Pour Amina, 19 ans, originaire d’Ifrane, une petite ville de montagne surnommée la “Suisse du Maroc”, les cadavres de chiens sont une vision courante. Amina a demandé à CNN d’utiliser un pseudonyme, par crainte de représailles de la part des autorités marocaines.
« En allant à l’école, je voyais des flaques de sang dans la rue », se souvient-elle lors d’un entretien avec CNN. « À un moment donné, j’ai compris qu’il n’était pas normal de commencer la journée en enjambant des cadavres. »
Selon Amina, les massacres se sont intensifiés au cours de l’année écoulée. « Avant, il y avait des tirs de temps à autre, tous les quelques mois », explique-t-elle. « Maintenant, c’est plus systématique. Ils tuent les chiens comme on chasse les canards. »
Des organisations de protection animale affirment que ces tueries s’inscrivent dans le cadre d’une campagne visant à “nettoyer” les rues du Maroc en vue de la Coupe du Monde de la FIFA 2030, que le pays coorganise avec l’Espagne et le Portugal, tandis que l’Uruguay, le Paraguay et l’Argentine accueilleront chacun un match d’ouverture.
« Des individus armés de fusils parcourent les rues, souvent la nuit, et tirent sur les chiens », a déclaré à CNN Les Ward, président de la Coalition internationale pour la protection du bien-être animal (IAWPC). « D’autres sont capturés et conduits dans des dispensaires municipaux où ils sont empoisonnés. Ils disparaissent simplement. »
Omar Jaïd, président du Conseil provincial du tourisme d’Ifrane, a déclaré à CNN que la ville avait « commencé à nettoyer les rues des chiens errants, dans le cadre de nos préparatifs pour la Coupe du Monde 2030 ». Ifrane se trouve à environ 64 kilomètres du stade de Fès, l’un des sites pressentis pour accueillir de nombreuses équipes nationales et des milliers de visiteurs.
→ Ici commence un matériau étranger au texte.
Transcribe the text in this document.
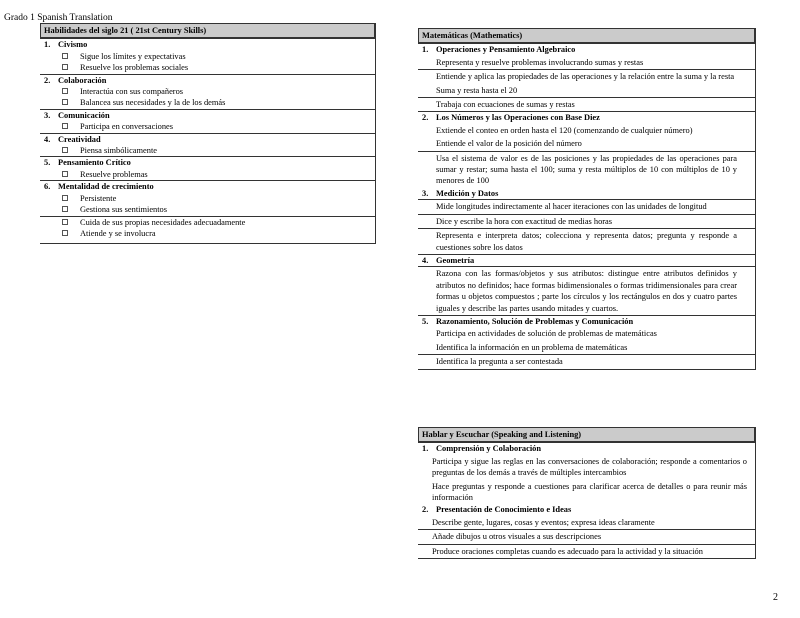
Grado 1 Spanish Translation
Habilidades del siglo 21 ( 21st Century Skills)
1. Civismo
Sigue los límites y expectativas
Resuelve los problemas sociales
2. Colaboración
Interactúa con sus compañeros
Balancea sus necesidades y la de los demás
3. Comunicación
Participa en conversaciones
4. Creatividad
Piensa simbólicamente
5. Pensamiento Crítico
Resuelve problemas
6. Mentalidad de crecimiento
Persistente
Gestiona sus sentimientos
Cuida de sus propias necesidades adecuadamente
Atiende y se involucra
Matemáticas (Mathematics)
1. Operaciones y Pensamiento Algebraico
Representa y resuelve problemas involucrando sumas y restas
Entiende y aplica las propiedades de las operaciones y la relación entre la suma y la resta
Suma y resta hasta el 20
Trabaja con ecuaciones de sumas y restas
2. Los Números y las Operaciones con Base Diez
Extiende el conteo en orden hasta el 120 (comenzando de cualquier número)
Entiende el valor de la posición del número
Usa el sistema de valor es de las posiciones y las propiedades de las operaciones para sumar y restar; suma hasta el 100; suma y resta múltiplos de 10 con múltiplos de 10 y menores de 100
3. Medición y Datos
Mide longitudes indirectamente al hacer iteraciones con las unidades de longitud
Dice y escribe la hora con exactitud de medias horas
Representa e interpreta datos; colecciona y representa datos; pregunta y responde a cuestiones sobre los datos
4. Geometría
Razona con las formas/objetos y sus atributos: distingue entre atributos definidos y atributos no definidos; hace formas bidimensionales o formas tridimensionales para crear formas u objetos compuestos ; parte los círculos y los rectángulos en dos y cuatro partes iguales y describe las partes usando mitades y cuartos.
5. Razonamiento, Solución de Problemas y Comunicación
Participa en actividades de solución de problemas de matemáticas
Identifica la información en un problema de matemáticas
Identifica la pregunta a ser contestada
Hablar y Escuchar (Speaking and Listening)
1. Comprensión y Colaboración
Participa y sigue las reglas en las conversaciones de colaboración; responde a comentarios o preguntas de los demás a través de múltiples intercambios
Hace preguntas y responde a cuestiones para clarificar acerca de detalles o para reunir más información
2. Presentación de Conocimiento e Ideas
Describe gente, lugares, cosas y eventos; expresa ideas claramente
Añade dibujos u otros visuales a sus descripciones
Produce oraciones completas cuando es adecuado para la actividad y la situación
2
Jaïd a ajouté que les animaux étaient rassemblés et transférés dans des dispensaires où ils pouvaient être vaccinés. Il a insisté sur le fait qu’il était un « amoureux des chiens ».
Mais Amina, elle, a vu autre chose.
Dans la nuit du 9 février 2024, elle a été réveillée en sursaut par des coups de feu. En sortant, elle a découvert trois chiens morts dans une benne à ordures. L’un d’eux était un husky mâle qu’elle connaissait du quartier.
« J’étais terrifiée », se souvient-elle. « J’ai sorti le husky de la poubelle, il était couvert de sang. Je ne savais pas quoi faire. Je me sentais impuissante. »
CNN n’a pas pu confirmer de manière indépendante qui avait tué les chiens. La municipalité d’Ifrane a été contactée mais n’a pas répondu.
Un risque pour la sécurité publique
« Les chiens errants représentent un risque majeur pour la santé publique, notamment en tant que vecteurs de la rage », a déclaré à CNN Mohammed Roudani, responsable de la division Santé publique et Espaces verts au ministère marocain de l’Intérieur. « Environ 100 000 personnes sont mordues chaque année, dont 40 % sont des enfants de moins de 15 ans. »
En 2019, le gouvernement marocain a lancé le programme Attraper-Stériliser-Vacciner-Relâcher (ASVR), une stratégie humaine pour contrôler les populations de chiens errants. « Nous travaillons avec les autorités locales pour mettre cela en œuvre dans le respect des normes de bien-être animal », a déclaré Roudani.
Mais un obstacle majeur persiste : ce sont les municipalités, et non le gouvernement central, qui sont responsables de la gestion des animaux errants. « Il y a un vide juridique », a-t-il expliqué. « Certaines villes utilisent encore des méthodes traditionnelles, et il n’existe actuellement aucune loi interdisant de tuer les chiens errants. »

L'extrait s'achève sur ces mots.